- Directed by: Jesse V. Johnson
- Written by: Vlady Pildysh
- Produced by: Martin J. Barab
- Starring: Mark Dacascos Billy Zane Amelia Cooke
- Cinematography: C. Kim Miles
- Edited by: Asim Nuraney Gordon Williams
- Music by: Michael Richard Plowman
- Distributed by: Alien Films
- Release date: 2007;
- Running time: 95 minutes
- Countries: Canada United States
- Language: English
- Budget: CAD 4,000,000 (estimated)

= Alien Agent =

Alien Agent is a 2007 Canadian-American science fiction action film directed by Jesse V. Johnson and starring Mark Dacascos, Emma Lahana with Billy Zane and Amelia Cooke.

== Plot ==
Rykker is an intergalactic warrior trapped on Earth, constantly fighting a gang of ruthless aliens known as The Syndicate, an alien fifth column plotting to take over the planet. The film opens with a high speed chase, with Rykker killing several syndicate agents.
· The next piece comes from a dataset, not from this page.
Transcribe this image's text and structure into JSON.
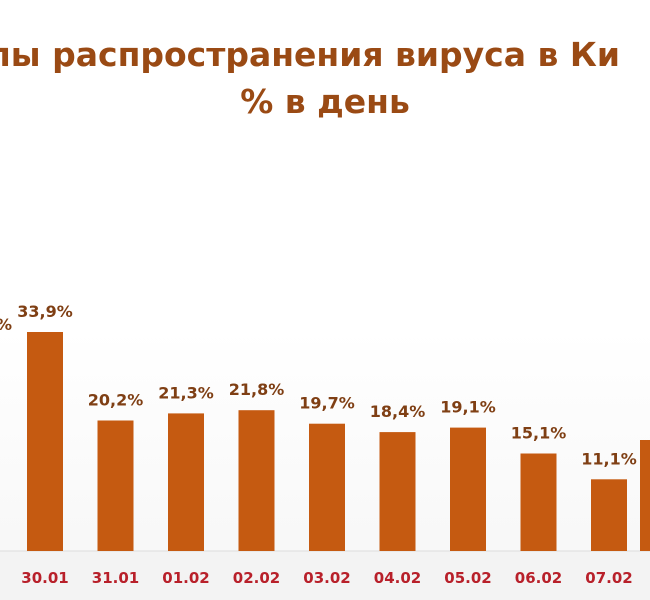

Saylon is a top syndicate leader who crash-lands on Earth. His mission is to build a wormhole portal between Earth and his home planet - allowing a full-scale invasion of the Earth. Isis is the Syndicate's sexy and ruthless leader. During a series of robberies for parts to build the portal, Isis becomes determined to destroy Rykker.

Fifteen-year-old Julie's family was killed when a truck carrying materials for the portal was hijacked. Left alone in the world, she plots to avenge her family. Julie and Rykker hook up, though he tries to leave her behind for her own safety. But she keeps showing up, even saving Rykker's life one time. They go on a cross country journey, with Isis and her army in pursuit. The final showdown inside a nuclear reactor, has Rykker and Julie battling Isis, Saylon and their army of killers in an attempt to destroy the portal and stop the invasion.

== Cast ==
- Mark Dacascos as Rykker
- Amelia Cooke as Isis
- Emma Lahana as Julie
- William MacDonald as Sheriff Devlin
- Kim Coates as Carl Roderick
- Billy Zane as Tom Hanson / Saylon
- Dominiquie Vandenberg as Sartek
- Annabel Kershaw as Aunt Lorry
- Jim Shield as Jack Braden
- John Tench as C.C.
- Keith Gordey as Uncle Jim
- Meghan Flather as Amber
- Sean O. Roberts as Jerry
- Darren Shahlavi as Kaylor
- Derek Hamilton as Joe
- Lindsay Maxwell as Monica

== Reception ==
The film was not well received by critics. Adam-Troy Castro in Sci Fi Weekly described the work as "a not-very-interesting alien invasion fought by a not-very-interesting hero and not-very-interesting heroine." Leah Holmes from SFX magazine gave it 1.5/5, saying "It's stupid and nonsensical, but at least it's funny" and George Tiller of PopMatters gave it just 1/10.